Commentary: It’s The End of an Era, But What Comes Next?
Author: Ambassador (Ret.) Richard E. Hoagland
03/11/2025
With the current presidential administration in Washington having turned against Volodymyr Zelensky and, it would seem, the people and sovereign nation of Ukraine and having apparently embraced Russian President Vladimir Putin and his neo-Soviet worldview, it appears that the world, or at least the West – and the way it views the world – has come to the end of an era that began its most intensive period with the fall of the Soviet Union at the very end of 1991 – the Pax Americana.
As a former American diplomat who spent many years on assignments in the former Soviet Union, including at the American Embassy in Moscow and also in the newly independent states in Central Asia and the South Caucasus, I can tell you that the fundamental statement of U.S. policy for the post-Soviet region was etched into my brain: “The United States supports the independence, sovereignty, and territorial integrity of the newly independent states.” In every policy statement, in every policy review, in every minor revision or update of U.S. policy for the region, these words were always first and foremost up front. That, now, is no longer true.
As a relatively young diplomat, I was assigned to our fledgling embassy in Tashkent in 1993 and worked there for two years before moving on to an assignment in Moscow. As an American citizen who had grown up internalizing the harshest rhetoric of the anti-Soviet Cold War in the United States, I was delighted to experience that Uzbeks (and other ethnic nationalities in Central Asia) – who only months earlier had been Soviets – were not, as human beings, all that very different from the people I’d grown up with in the American Midwest in the state of Indiana. All over the world, people are people.
And yet, over time, I learned that there were indeed subtle but significant differences in the region from what I was used to in the West, especially in how people viewed the world and organized their own societies and cultures. The primary intellectual foundations of culture and social organization in the west are the Renaissance, the Reformation, and the 18th-century English Enlightenment. These three great historical/intellectual events came together over time to guarantee that the individual would always be more important than the state, that the role of the state was to serve the individual, not the other way around.

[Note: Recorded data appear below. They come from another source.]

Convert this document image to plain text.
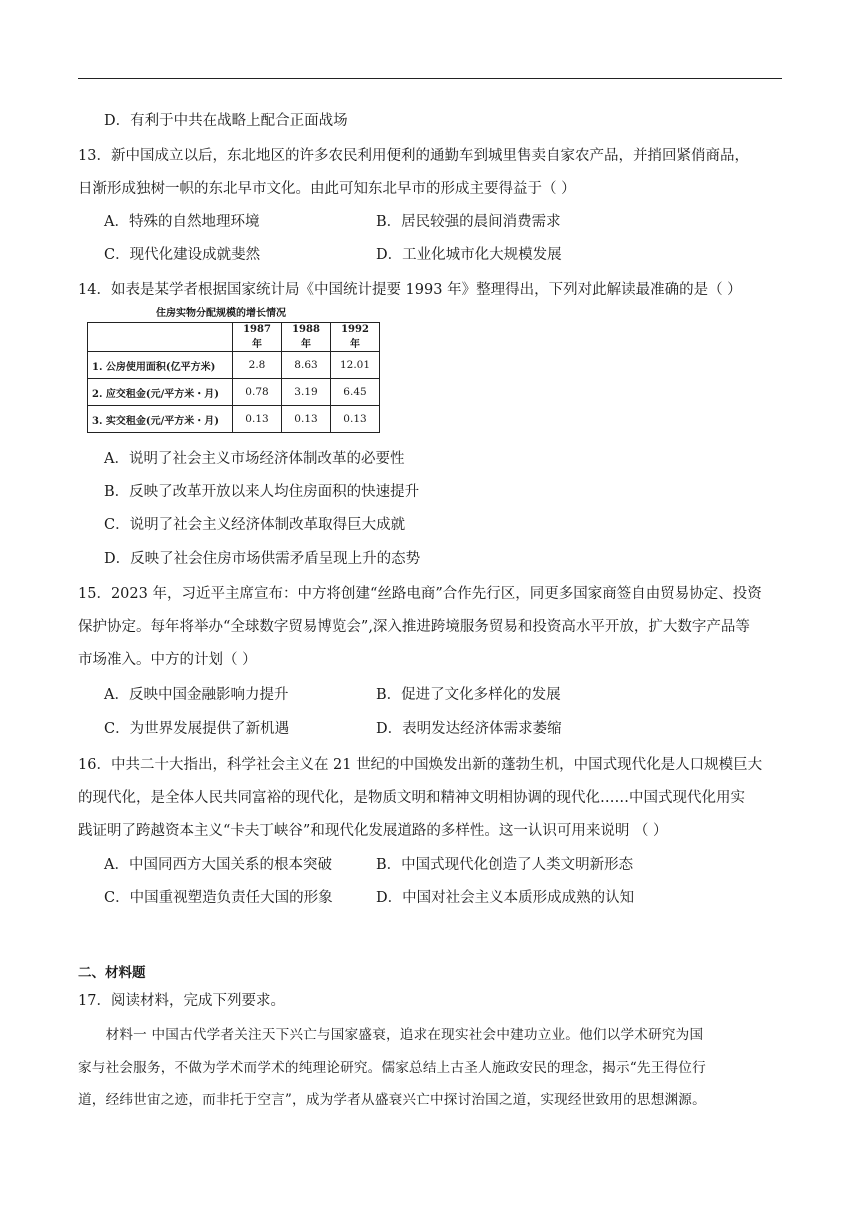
D．有利于中共在战略上配合正面战场
13．新中国成立以后，东北地区的许多农民利用便利的通勤车到城里售卖自家农产品，并捎回紧俏商品，
日渐形成独树一帜的东北早市文化。由此可知东北早市的形成主要得益于（ ）
A．特殊的自然地理环境	B．居民较强的晨间消费需求
C．现代化建设成就斐然	D．工业化城市化大规模发展
14．如表是某学者根据国家统计局《中国统计提要 1993 年》整理得出，下列对此解读最准确的是（ ）
住房实物分配规模的增长情况
	1987 年	1988 年	1992 年
1. 公房使用面积(亿平方米)	2.8	8.63	12.01
2. 应交租金(元/平方米・月)	0.78	3.19	6.45
3. 实交租金(元/平方米・月)	0.13	0.13	0.13
A．说明了社会主义市场经济体制改革的必要性
B．反映了改革开放以来人均住房面积的快速提升
C．说明了社会主义经济体制改革取得巨大成就
D．反映了社会住房市场供需矛盾呈现上升的态势
15．2023 年，习近平主席宣布：中方将创建“丝路电商”合作先行区，同更多国家商签自由贸易协定、投资
保护协定。每年将举办“全球数字贸易博览会”,深入推进跨境服务贸易和投资高水平开放，扩大数字产品等
市场准入。中方的计划（ ）
A．反映中国金融影响力提升	B．促进了文化多样化的发展
C．为世界发展提供了新机遇	D．表明发达经济体需求萎缩
16．中共二十大指出，科学社会主义在 21 世纪的中国焕发出新的蓬勃生机，中国式现代化是人口规模巨大
的现代化，是全体人民共同富裕的现代化，是物质文明和精神文明相协调的现代化……中国式现代化用实
践证明了跨越资本主义“卡夫丁峡谷”和现代化发展道路的多样性。这一认识可用来说明 （ ）
A．中国同西方大国关系的根本突破	B．中国式现代化创造了人类文明新形态
C．中国重视塑造负责任大国的形象	D．中国对社会主义本质形成成熟的认知
二、材料题
17．阅读材料，完成下列要求。
　　材料一 中国古代学者关注天下兴亡与国家盛衰，追求在现实社会中建功立业。他们以学术研究为国
家与社会服务，不做为学术而学术的纯理论研究。儒家总结上古圣人施政安民的理念，揭示“先王得位行
道，经纬世宙之迹，而非托于空言”，成为学者从盛衰兴亡中探讨治国之道，实现经世致用的思想渊源。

By contrast, the intellectual-historical heritage of the lands of the former Soviet Union go directly back to Constantinople and the Ottoman Empire, almost entirely bypassing the great intellectual experiences of the West. Or, lacking that history, they go directly back to ancient Mongol tribalism. And those non-Western cultures generally make the individual the servant of the state. The difference between the East and the West is not just fundamental – it’s radical.
That’s one of the reasons that the Cold War was the all-consuming foreign-policy element of the West throughout most of the 20th century. To put it in the over-wrought and over-simplified everyday terms of that era, the West was good, but the [Soviet] East was evil. [During the Cold War, China was beginning to emerge but was still too weak to be seen as a World Power and so was not really a significant part of the global game at that time.] As part of the so-called “goodness” of the United States, after World War II, Washington created the U.S. Agency for International Development (USAID), and soon enough, nearly every American Embassy throughout the world had a USAID Mission to provide various kinds of economic and humanitarian assistance to our embassies’ host countries. And that was certainly true in the countries of Central Asia and the South Caucasus from the beginning of their independence.
Very recently, a senior official from Central Asia noted in passing, during an off-the-record discussion at the Caspian Policy Center in Washington DC, that roughly 60% of all foreign assistance in Central Asia originated in the United States. Does that mean that Washington was trying, in a way, to buy the friendship and loyalty of these states? And does that mean every penny of American assistance was always well spent? No, certainly not is the answer to both of those questions. But what that assistance – and the accompanying American presence – did was make us a real player in a part of the world that the majority of contemporary American citizens know little about.
In fact, the United States, as a so-called World Power, was significant enough in the countries of the Caspian region that Kazakhstan early-on in its independence devised what it called multi-vector foreign policy that other countries in the region eventually adopted to varying degrees. What that term, multi-vector foreign policy, really means is that the government in Astana worked to maintain good and balanced relations with the four great powers of the era – Russia, China, the European Union, and the United States – so that the two “great powers” of the West would balance the powers based in Moscow and Beijing. This was true even when President Putin in Moscow declared that the independent states that were once Soviet Socialist Republics are still part of Moscow’s privileged sphere of influence, an assertion that Washington blithely tossed aside when it paid any attention to it at all. Further, it remained true when a rabble-rousing Russian Duma member once declared that the northern third of Kazakhstan is traditionally Russian and that Moscow, therefore, has every right to annex that territory, and it should do so pronto. In hindsight, that seems like a precursor for Russia’s initial annexation of Ukraine’s Crimea and now its current occupation of Luhansk and Donetsk (and beyond) in southeastern Ukraine.
All of this is why I say that the current Trump administration’s policy toward Russia-invaded Ukraine is a dramatic –and some would say dangerously unsettling – change in how the world is organized. If official Washington is now cuddling down in the Moscow bed, well over three decades – actually an entire century – of consistent American foreign policy has now come to an end.